The 3,000 or so barrels (126,000 gallons) a day that New Dominion poured into the Wilzetta well in the month before the quake is tiny in comparison with that, he says. And he says it's significant that New Dominion doesn't need to use pressure to push water down the Wilzetta well. Instead, the water flows freely and even creates a vacuum in the well.

That's not true of the Spess wells. About 2 miles away, down gravel roads and a rutted two-track, they're only about a thousand yards apart as the crow flies. They inject much less water than the New Dominion well, but it has taken increasing amounts of pressure to get the water down. In 2000, Spess used no pressure. But after that, it started taking more pressure to inject the brine, as high as 500 psi in 2010. In the company's 2011 report to the state, filed in March of this year, the pressure was down to 250 psi.

The Spess wells are even less imposing than the New Dominion well. They were drilled as production wells in the 1940s and '50s, and they show their age. They both have a patina of rust, and broken fencing at one of the wells surrounded standing liquid on a recent afternoon in June. Piles of rusting well parts are strewn nearby.

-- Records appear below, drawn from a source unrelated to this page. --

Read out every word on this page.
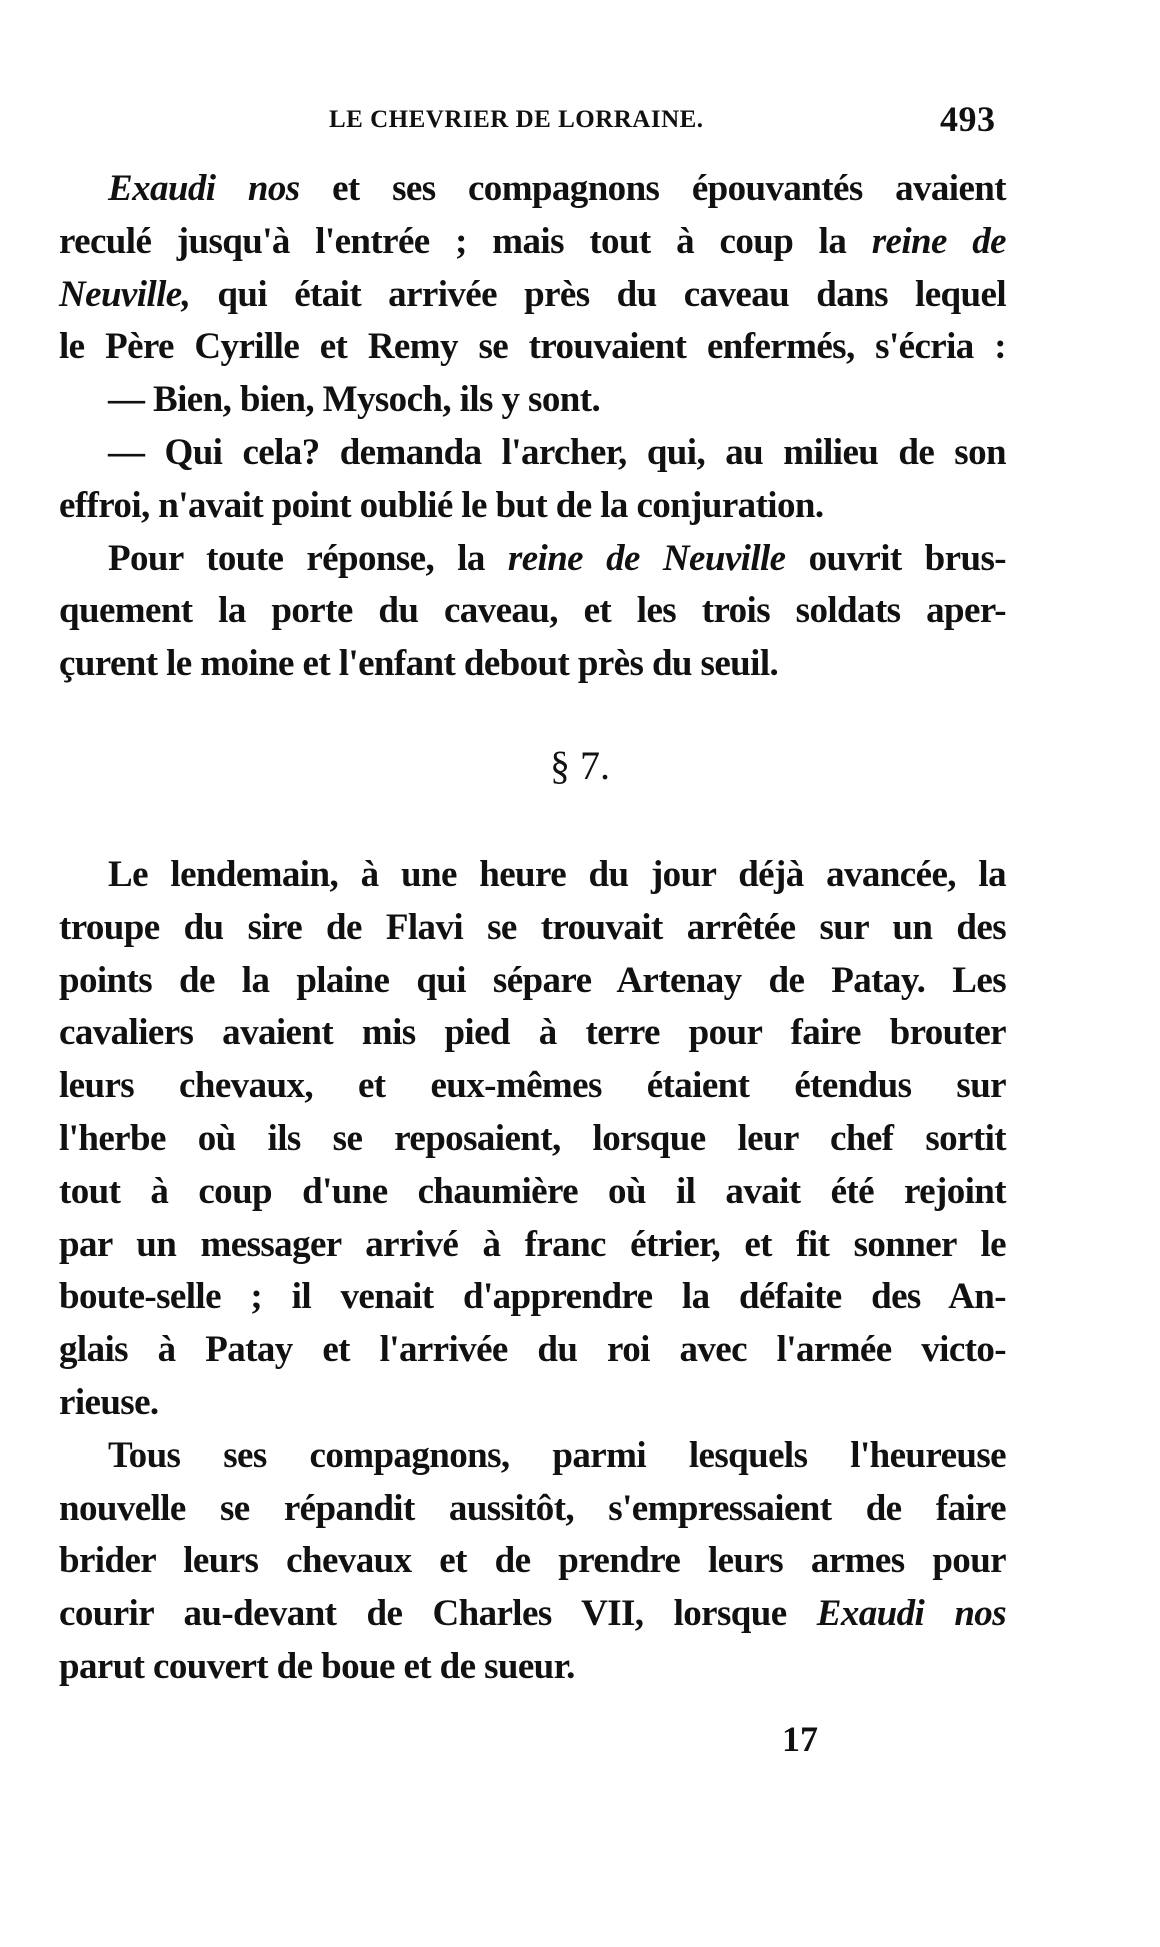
LE CHEVRIER DE LORRAINE.	493
Exaudi nos et ses compagnons épouvantés avaient
reculé jusqu'à l'entrée ; mais tout à coup la reine de
Neuville, qui était arrivée près du caveau dans lequel
le Père Cyrille et Remy se trouvaient enfermés, s'écria :
— Bien, bien, Mysoch, ils y sont.
— Qui cela? demanda l'archer, qui, au milieu de son
effroi, n'avait point oublié le but de la conjuration.
Pour toute réponse, la reine de Neuville ouvrit brus-
quement la porte du caveau, et les trois soldats aper-
çurent le moine et l'enfant debout près du seuil.
Le lendemain, à une heure du jour déjà avancée, la
troupe du sire de Flavi se trouvait arrêtée sur un des
points de la plaine qui sépare Artenay de Patay. Les
cavaliers avaient mis pied à terre pour faire brouter
leurs chevaux, et eux-mêmes étaient étendus sur
l'herbe où ils se reposaient, lorsque leur chef sortit
tout à coup d'une chaumière où il avait été rejoint
par un messager arrivé à franc étrier, et fit sonner le
boute-selle ; il venait d'apprendre la défaite des An-
glais à Patay et l'arrivée du roi avec l'armée victo-
rieuse.
Tous ses compagnons, parmi lesquels l'heureuse
nouvelle se répandit aussitôt, s'empressaient de faire
brider leurs chevaux et de prendre leurs armes pour
courir au-devant de Charles VII, lorsque Exaudi nos
parut couvert de boue et de sueur.
§ 7.
17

Steven Spess, listed on state forms as the agent for the company, said in a brief phone interview with EnergyWire that there's no chance the company's wells had anything to do with the earthquake.

"None whatsoever," he said. "We put in such a small amount of water."

But some of Keranen's fellow seismologists agree that there is evidence to support the idea that the earthquake is connected to the injection wells.

University of Memphis seismologist Steve Horton, whose findings were part of the basis for the well shutdown in Arkansas last year, posted a research report earlier this year citing a correlation among the Spess wells, the New Dominion well and the location of the quakes' epicenters (EnergyWire, April 19). He warned that Oklahoma authorities are risking another damaging earthquake if they continue to allow injection into the fault.

But what brought national attention to the question of whether the Nov. 5 quake was man-made was a March U.S. Geological Survey report that said a "remarkable" increase in earthquakes is "almost certainly man-made" (EnergyWire, March 19).

That finding did not include the November earthquake, but the author of the USGS report, seismologist Bill Ellsworth, told EnergyWire in April that "the largest preponderance of evidence" points to the Oklahoma quake, in addition to a Colorado quake earlier in 2011, being caused by injection (EnergyWire, April 23).